Because 49 states have laws requiring a balanced budget, states are still working through the sharp cutbacks in spending and services that were necessary to close the $91 billion gap between receipts and outlays they faced heading into FY 2012. Despite the pickup in revenues, outlays for mandated programs, especially Medicaid, continue to grow rapidly, even as states are in the middle of steep cuts to education budgets, and future Washington policy remains a big unknown. “States are reporting more optimistic and positive news,” said NCSL executive director William Pound commenting on the NCSL’s State Budget Update, “but they are not out of the woods yet.”

 It’s still not known how decisions by the congressional Super Committee in charge of finding $1.2-to-$1.5 trillion in federal budget cuts over the next decade by Nov. 23 will affect state budgets. For now, failure to agree on a plan is set to trigger automatic cuts beginning in October 2012, the start of the federal 2013 fiscal year, unless lawmakers opt for some wiggle room.  More immediately, if Congress allows several current stimulus measures including extensions to the payroll tax cut and jobless benefits to expire at the end of this year, economists estimate the loss of those programs would shave some 1.5 percentage points off economic growth in early 2012, a would-be blow to state coffers.

The state portion of Medicaid costs, which is now
more than 20 percent of state budgets, will
increase by 25-33 percent in FY 2012.

States are coping with the loss of federal aid from the 2009 Recovery Act. NCSL fiscal director Arturo Perez says most states have increased their overall revenues in FY 2012 compared with FY 2011, even without Recovery Act funds. Those funds dwindled to only $6 billion in FY 2012, compared with $59 billion in FY 2011, and the act’s extra assistance for Medicaid ended on July 1. The pressure on Medicaid outlays remains intense. The Kaiser Commission on Medicaid and the Uninsured has estimated that the state portion of Medicaid costs, which is now more than 20 percent of state budgets, will increase by 25-33 percent in FY 2012.

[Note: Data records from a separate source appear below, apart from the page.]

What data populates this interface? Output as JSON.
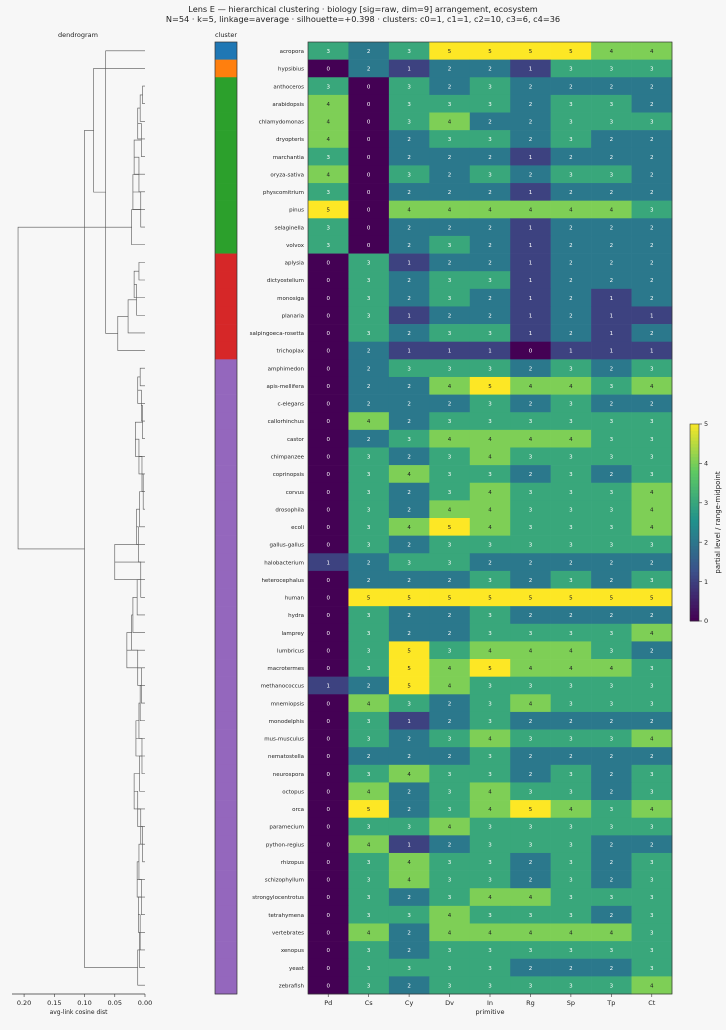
{
  "title_line1": "Lens E — hierarchical clustering · biology [sig=raw, dim=9] arrangement, ecosystem",
  "title_line2": "N=54 · k=5, linkage=average · silhouette=+0.398 · clusters: c0=1, c1=1, c2=10, c3=6, c4=36",
  "dendrogram_label": "dendrogram",
  "cluster_label": "cluster",
  "dendro_xlabel": "avg-link cosine dist",
  "dendro_xticks": [
    "0.20",
    "0.15",
    "0.10",
    "0.05",
    "0.00"
  ],
  "dendro_xtick_values": [
    0.2,
    0.15,
    0.1,
    0.05,
    0.0
  ],
  "heatmap_xlabel": "primitive",
  "colorbar_label": "partial level / range-midpoint",
  "colorbar_ticks": [
    "0",
    "1",
    "2",
    "3",
    "4",
    "5"
  ],
  "cluster_colors": {
    "c0": "#1f77b4",
    "c1": "#ff7f0e",
    "c2": "#2ca02c",
    "c3": "#d62728",
    "c4": "#9467bd"
  },
  "chart_data": {
    "type": "heatmap",
    "columns": [
      "Pd",
      "Cs",
      "Cy",
      "Dv",
      "In",
      "Rg",
      "Sp",
      "Tp",
      "Ct"
    ],
    "vmin": 0,
    "vmax": 5,
    "colormap": "viridis",
    "rows": [
      {
        "name": "acropora",
        "cluster": "c0",
        "values": [
          3,
          2,
          3,
          5,
          5,
          5,
          5,
          4,
          4
        ]
      },
      {
        "name": "hypsibius",
        "cluster": "c1",
        "values": [
          0,
          2,
          1,
          2,
          2,
          1,
          3,
          3,
          3
        ]
      },
      {
        "name": "anthoceros",
        "cluster": "c2",
        "values": [
          3,
          0,
          3,
          2,
          3,
          2,
          2,
          2,
          2
        ]
      },
      {
        "name": "arabidopsis",
        "cluster": "c2",
        "values": [
          4,
          0,
          3,
          3,
          3,
          2,
          3,
          3,
          2
        ]
      },
      {
        "name": "chlamydomonas",
        "cluster": "c2",
        "values": [
          4,
          0,
          3,
          4,
          2,
          2,
          3,
          3,
          3
        ]
      },
      {
        "name": "dryopteris",
        "cluster": "c2",
        "values": [
          4,
          0,
          2,
          3,
          3,
          2,
          3,
          2,
          2
        ]
      },
      {
        "name": "marchantia",
        "cluster": "c2",
        "values": [
          3,
          0,
          2,
          2,
          2,
          1,
          2,
          2,
          2
        ]
      },
      {
        "name": "oryza-sativa",
        "cluster": "c2",
        "values": [
          4,
          0,
          3,
          2,
          3,
          2,
          3,
          3,
          2
        ]
      },
      {
        "name": "physcomitrium",
        "cluster": "c2",
        "values": [
          3,
          0,
          2,
          2,
          2,
          1,
          2,
          2,
          2
        ]
      },
      {
        "name": "pinus",
        "cluster": "c2",
        "values": [
          5,
          0,
          4,
          4,
          4,
          4,
          4,
          4,
          3
        ]
      },
      {
        "name": "selaginella",
        "cluster": "c2",
        "values": [
          3,
          0,
          2,
          2,
          2,
          1,
          2,
          2,
          2
        ]
      },
      {
        "name": "volvox",
        "cluster": "c2",
        "values": [
          3,
          0,
          2,
          3,
          2,
          1,
          2,
          2,
          2
        ]
      },
      {
        "name": "aplysia",
        "cluster": "c3",
        "values": [
          0,
          3,
          1,
          2,
          2,
          1,
          2,
          2,
          2
        ]
      },
      {
        "name": "dictyostelium",
        "cluster": "c3",
        "values": [
          0,
          3,
          2,
          3,
          3,
          1,
          2,
          2,
          2
        ]
      },
      {
        "name": "monosiga",
        "cluster": "c3",
        "values": [
          0,
          3,
          2,
          3,
          2,
          1,
          2,
          1,
          2
        ]
      },
      {
        "name": "planaria",
        "cluster": "c3",
        "values": [
          0,
          3,
          1,
          2,
          2,
          1,
          2,
          1,
          1
        ]
      },
      {
        "name": "salpingoeca-rosetta",
        "cluster": "c3",
        "values": [
          0,
          3,
          2,
          3,
          3,
          1,
          2,
          1,
          2
        ]
      },
      {
        "name": "trichoplax",
        "cluster": "c3",
        "values": [
          0,
          2,
          1,
          1,
          1,
          0,
          1,
          1,
          1
        ]
      },
      {
        "name": "amphimedon",
        "cluster": "c4",
        "values": [
          0,
          2,
          3,
          3,
          3,
          2,
          3,
          2,
          3
        ]
      },
      {
        "name": "apis-mellifera",
        "cluster": "c4",
        "values": [
          0,
          2,
          2,
          4,
          5,
          4,
          4,
          3,
          4
        ]
      },
      {
        "name": "c-elegans",
        "cluster": "c4",
        "values": [
          0,
          2,
          2,
          2,
          3,
          2,
          3,
          2,
          2
        ]
      },
      {
        "name": "callorhinchus",
        "cluster": "c4",
        "values": [
          0,
          4,
          2,
          3,
          3,
          3,
          3,
          3,
          3
        ]
      },
      {
        "name": "castor",
        "cluster": "c4",
        "values": [
          0,
          2,
          3,
          4,
          4,
          4,
          4,
          3,
          3
        ]
      },
      {
        "name": "chimpanzee",
        "cluster": "c4",
        "values": [
          0,
          3,
          2,
          3,
          4,
          3,
          3,
          3,
          3
        ]
      },
      {
        "name": "coprinopsis",
        "cluster": "c4",
        "values": [
          0,
          3,
          4,
          3,
          3,
          2,
          3,
          2,
          3
        ]
      },
      {
        "name": "corvus",
        "cluster": "c4",
        "values": [
          0,
          3,
          2,
          3,
          4,
          3,
          3,
          3,
          4
        ]
      },
      {
        "name": "drosophila",
        "cluster": "c4",
        "values": [
          0,
          3,
          2,
          4,
          4,
          3,
          3,
          3,
          4
        ]
      },
      {
        "name": "ecoli",
        "cluster": "c4",
        "values": [
          0,
          3,
          4,
          5,
          4,
          3,
          3,
          3,
          4
        ]
      },
      {
        "name": "gallus-gallus",
        "cluster": "c4",
        "values": [
          0,
          3,
          2,
          3,
          3,
          3,
          3,
          3,
          3
        ]
      },
      {
        "name": "halobacterium",
        "cluster": "c4",
        "values": [
          1,
          2,
          3,
          3,
          2,
          2,
          2,
          2,
          2
        ]
      },
      {
        "name": "heterocephalus",
        "cluster": "c4",
        "values": [
          0,
          2,
          2,
          2,
          3,
          2,
          3,
          2,
          3
        ]
      },
      {
        "name": "human",
        "cluster": "c4",
        "values": [
          0,
          5,
          5,
          5,
          5,
          5,
          5,
          5,
          5
        ]
      },
      {
        "name": "hydra",
        "cluster": "c4",
        "values": [
          0,
          3,
          2,
          2,
          3,
          2,
          2,
          2,
          2
        ]
      },
      {
        "name": "lamprey",
        "cluster": "c4",
        "values": [
          0,
          3,
          2,
          2,
          3,
          3,
          3,
          3,
          4
        ]
      },
      {
        "name": "lumbricus",
        "cluster": "c4",
        "values": [
          0,
          3,
          5,
          3,
          4,
          4,
          4,
          3,
          2
        ]
      },
      {
        "name": "macrotermes",
        "cluster": "c4",
        "values": [
          0,
          3,
          5,
          4,
          5,
          4,
          4,
          4,
          3
        ]
      },
      {
        "name": "methanococcus",
        "cluster": "c4",
        "values": [
          1,
          2,
          5,
          4,
          3,
          3,
          3,
          3,
          3
        ]
      },
      {
        "name": "mnemiopsis",
        "cluster": "c4",
        "values": [
          0,
          4,
          3,
          2,
          3,
          4,
          3,
          3,
          3
        ]
      },
      {
        "name": "monodelphis",
        "cluster": "c4",
        "values": [
          0,
          3,
          1,
          2,
          3,
          2,
          2,
          2,
          2
        ]
      },
      {
        "name": "mus-musculus",
        "cluster": "c4",
        "values": [
          0,
          3,
          2,
          3,
          4,
          3,
          3,
          3,
          4
        ]
      },
      {
        "name": "nematostella",
        "cluster": "c4",
        "values": [
          0,
          2,
          2,
          2,
          3,
          2,
          2,
          2,
          2
        ]
      },
      {
        "name": "neurospora",
        "cluster": "c4",
        "values": [
          0,
          3,
          4,
          3,
          3,
          2,
          3,
          2,
          3
        ]
      },
      {
        "name": "octopus",
        "cluster": "c4",
        "values": [
          0,
          4,
          2,
          3,
          4,
          3,
          3,
          2,
          3
        ]
      },
      {
        "name": "orca",
        "cluster": "c4",
        "values": [
          0,
          5,
          2,
          3,
          4,
          5,
          4,
          3,
          4
        ]
      },
      {
        "name": "paramecium",
        "cluster": "c4",
        "values": [
          0,
          3,
          3,
          4,
          3,
          3,
          3,
          3,
          3
        ]
      },
      {
        "name": "python-regius",
        "cluster": "c4",
        "values": [
          0,
          4,
          1,
          2,
          3,
          3,
          3,
          2,
          2
        ]
      },
      {
        "name": "rhizopus",
        "cluster": "c4",
        "values": [
          0,
          3,
          4,
          3,
          3,
          2,
          3,
          2,
          3
        ]
      },
      {
        "name": "schizophyllum",
        "cluster": "c4",
        "values": [
          0,
          3,
          4,
          3,
          3,
          2,
          3,
          2,
          3
        ]
      },
      {
        "name": "strongylocentrotus",
        "cluster": "c4",
        "values": [
          0,
          3,
          2,
          3,
          4,
          4,
          3,
          3,
          3
        ]
      },
      {
        "name": "tetrahymena",
        "cluster": "c4",
        "values": [
          0,
          3,
          3,
          4,
          3,
          3,
          3,
          2,
          3
        ]
      },
      {
        "name": "vertebrates",
        "cluster": "c4",
        "values": [
          0,
          4,
          2,
          4,
          4,
          4,
          4,
          4,
          3
        ]
      },
      {
        "name": "xenopus",
        "cluster": "c4",
        "values": [
          0,
          3,
          2,
          3,
          3,
          3,
          3,
          3,
          3
        ]
      },
      {
        "name": "yeast",
        "cluster": "c4",
        "values": [
          0,
          3,
          3,
          3,
          3,
          2,
          2,
          2,
          3
        ]
      },
      {
        "name": "zebrafish",
        "cluster": "c4",
        "values": [
          0,
          3,
          2,
          3,
          3,
          3,
          3,
          3,
          4
        ]
      }
    ]
  }
}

Most states have already taken measures to close $91 billion in budget shortfalls they faced heading into FY 2012. New gaps are sure to open up in a few states before the end of FY 2012, but additional measures will most likely be smaller than those required in FY 2011. Although some states are forecasting shortfalls for FY 2013 and FY 2014, the NCSL says fewer states expects gaps and the size of those imbalances are declining, to $31.9 billion and $12.2 billion, respectively.

While state finances are improving, the outlook for local governments is getting worse, partly at the expense of state budget cutting. Cities are getting hit by both cuts in state aid and the lagged effects of falling home prices on property taxes, which before the recession together accounted for about 75 percent of local revenues. The National League of Cities reports that about half of cities have suffered cuts in both direct state aid and state-shared revenues, and the League expects property taxes to decline 3.7 percent this year, with further losses likely in 2012 and 2013.

Ultimately, the fiscal outlook for state and local governments will depend primarily on the health of the private-sector economy. Over the past year, overall real GDP has grown a tepid 1.6 percent, while private-sector GDP, excluding government at all levels, has grown a stronger 2.6 percent, only a shade below the 2.9 percent average  annual pace during the three years before the recession. That has a lot to do with why state revenues offer a glimmer of hope, but the pace will have to continue before states can see the full light of day.